C O M M U N I Q U É
La sollicitation au crédit dans les magasins et les pratiques douteuses
L’ACEF dénonce et propose de légiférerSainte-Thésèse, le 12 février 2008 - L’ACEF des Basses-Laurentides, membre de la Coalition des associations de consommateurs du Québec (CACQ), en accord avec une enquête publiée par Le Journal de Montréal, trouve déplorable les pratiques douteuses des magasins en matière de sollicitation au crédit. En effet, l’ACEF dénonce depuis un certain temps déjà les pratiques des émetteurs de crédit et demande que soient interdites les sollicitations au crédit. De plus, l’ACEF, dans le cadre de la Phase II de la modernisation de la Loi sur la protection du consommateur, souhaite faire inclure un article de loi dans ce sens.
Selon cette enquête, le consommateur se voit offrir des cadeaux et en plus une carte qui, selon le solliciteur permet d’économiser, mais il est rarement exprimé que cette offre constitue en fait une carte de crédit. « Le consommateur risque de se faire berner », affirme Jacinthe Nantel, porte-parole pour l’ACEF. « Une carte de crédit est un instrument financier qui peut entraîner de graves conséquences dans la vie des consommateurs et qui doit être pris au sérieux », ajoute-t-elle.

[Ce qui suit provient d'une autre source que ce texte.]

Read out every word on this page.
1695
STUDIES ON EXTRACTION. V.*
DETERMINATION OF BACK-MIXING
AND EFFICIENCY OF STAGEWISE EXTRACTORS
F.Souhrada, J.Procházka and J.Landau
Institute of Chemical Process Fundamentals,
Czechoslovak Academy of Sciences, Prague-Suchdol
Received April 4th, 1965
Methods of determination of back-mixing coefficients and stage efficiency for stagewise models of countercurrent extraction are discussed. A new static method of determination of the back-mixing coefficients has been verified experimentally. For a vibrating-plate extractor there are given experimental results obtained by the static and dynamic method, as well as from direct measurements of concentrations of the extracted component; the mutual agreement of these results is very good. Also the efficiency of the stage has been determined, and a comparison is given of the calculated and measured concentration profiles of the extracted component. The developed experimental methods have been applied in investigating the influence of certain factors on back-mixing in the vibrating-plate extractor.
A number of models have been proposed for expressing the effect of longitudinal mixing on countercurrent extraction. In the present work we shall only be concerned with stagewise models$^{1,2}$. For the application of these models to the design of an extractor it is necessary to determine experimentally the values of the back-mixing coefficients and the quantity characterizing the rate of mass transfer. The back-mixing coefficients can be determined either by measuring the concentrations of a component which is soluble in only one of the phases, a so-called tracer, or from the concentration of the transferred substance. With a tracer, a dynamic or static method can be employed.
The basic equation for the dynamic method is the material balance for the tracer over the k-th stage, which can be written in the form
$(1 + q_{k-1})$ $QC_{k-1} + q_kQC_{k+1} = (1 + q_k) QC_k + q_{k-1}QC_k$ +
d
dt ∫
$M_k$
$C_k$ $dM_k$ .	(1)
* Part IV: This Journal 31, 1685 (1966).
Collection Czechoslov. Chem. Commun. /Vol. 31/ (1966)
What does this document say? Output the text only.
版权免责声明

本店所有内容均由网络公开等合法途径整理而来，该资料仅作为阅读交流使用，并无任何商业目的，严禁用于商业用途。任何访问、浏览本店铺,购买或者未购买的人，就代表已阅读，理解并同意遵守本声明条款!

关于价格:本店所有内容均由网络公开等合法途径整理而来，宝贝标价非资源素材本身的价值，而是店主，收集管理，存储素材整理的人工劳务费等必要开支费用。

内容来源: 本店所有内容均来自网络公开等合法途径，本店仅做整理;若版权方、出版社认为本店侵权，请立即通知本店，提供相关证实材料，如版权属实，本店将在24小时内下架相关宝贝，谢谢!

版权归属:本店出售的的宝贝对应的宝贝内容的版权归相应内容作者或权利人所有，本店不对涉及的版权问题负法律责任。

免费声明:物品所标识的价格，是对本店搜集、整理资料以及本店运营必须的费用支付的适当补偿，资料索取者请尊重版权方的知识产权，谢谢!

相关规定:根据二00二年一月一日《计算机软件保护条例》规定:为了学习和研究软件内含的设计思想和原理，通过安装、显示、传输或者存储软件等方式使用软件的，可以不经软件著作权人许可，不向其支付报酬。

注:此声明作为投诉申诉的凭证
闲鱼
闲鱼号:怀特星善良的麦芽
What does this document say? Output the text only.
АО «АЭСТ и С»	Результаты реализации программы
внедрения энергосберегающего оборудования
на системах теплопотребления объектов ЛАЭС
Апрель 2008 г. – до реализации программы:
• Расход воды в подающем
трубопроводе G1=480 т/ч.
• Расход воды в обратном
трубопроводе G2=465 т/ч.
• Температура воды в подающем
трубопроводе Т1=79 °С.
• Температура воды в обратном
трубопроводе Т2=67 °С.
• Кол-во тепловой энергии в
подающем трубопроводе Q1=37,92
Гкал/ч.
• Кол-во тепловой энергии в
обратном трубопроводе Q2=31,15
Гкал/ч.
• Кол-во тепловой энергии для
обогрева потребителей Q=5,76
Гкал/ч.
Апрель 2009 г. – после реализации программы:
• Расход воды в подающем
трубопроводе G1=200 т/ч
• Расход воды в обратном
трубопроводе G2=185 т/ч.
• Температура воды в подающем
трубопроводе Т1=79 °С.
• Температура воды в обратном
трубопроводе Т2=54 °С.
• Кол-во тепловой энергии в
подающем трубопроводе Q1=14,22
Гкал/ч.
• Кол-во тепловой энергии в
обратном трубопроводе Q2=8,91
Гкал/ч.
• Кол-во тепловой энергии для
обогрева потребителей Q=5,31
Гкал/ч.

Selon l’ACEF et la Coalition des associations de consommateurs du Québec, cette forme de sollicitation banalise le crédit en plus d’en faciliter l’accès. Le problème, selon madame Nantel, c’est que les sollicitations en magasin donnent très souvent accès au crédit à des consommateurs qui n’ont pas de capacité de remboursement. « D’autant plus lorsque les formulaires sont complétés par le représentant de façon trompeuse », souligne madame Nantel. « Il est inacceptable que des représentants faussent des données aussi importantes que le revenu annuel », ajoute-t-elle. « En bout de ligne, c’est le consommateur qui sera tenu responsable. En cas de faillite, par exemple, un consommateur peut être accusé d’avoir fait de fausses déclarations », conclut-elle.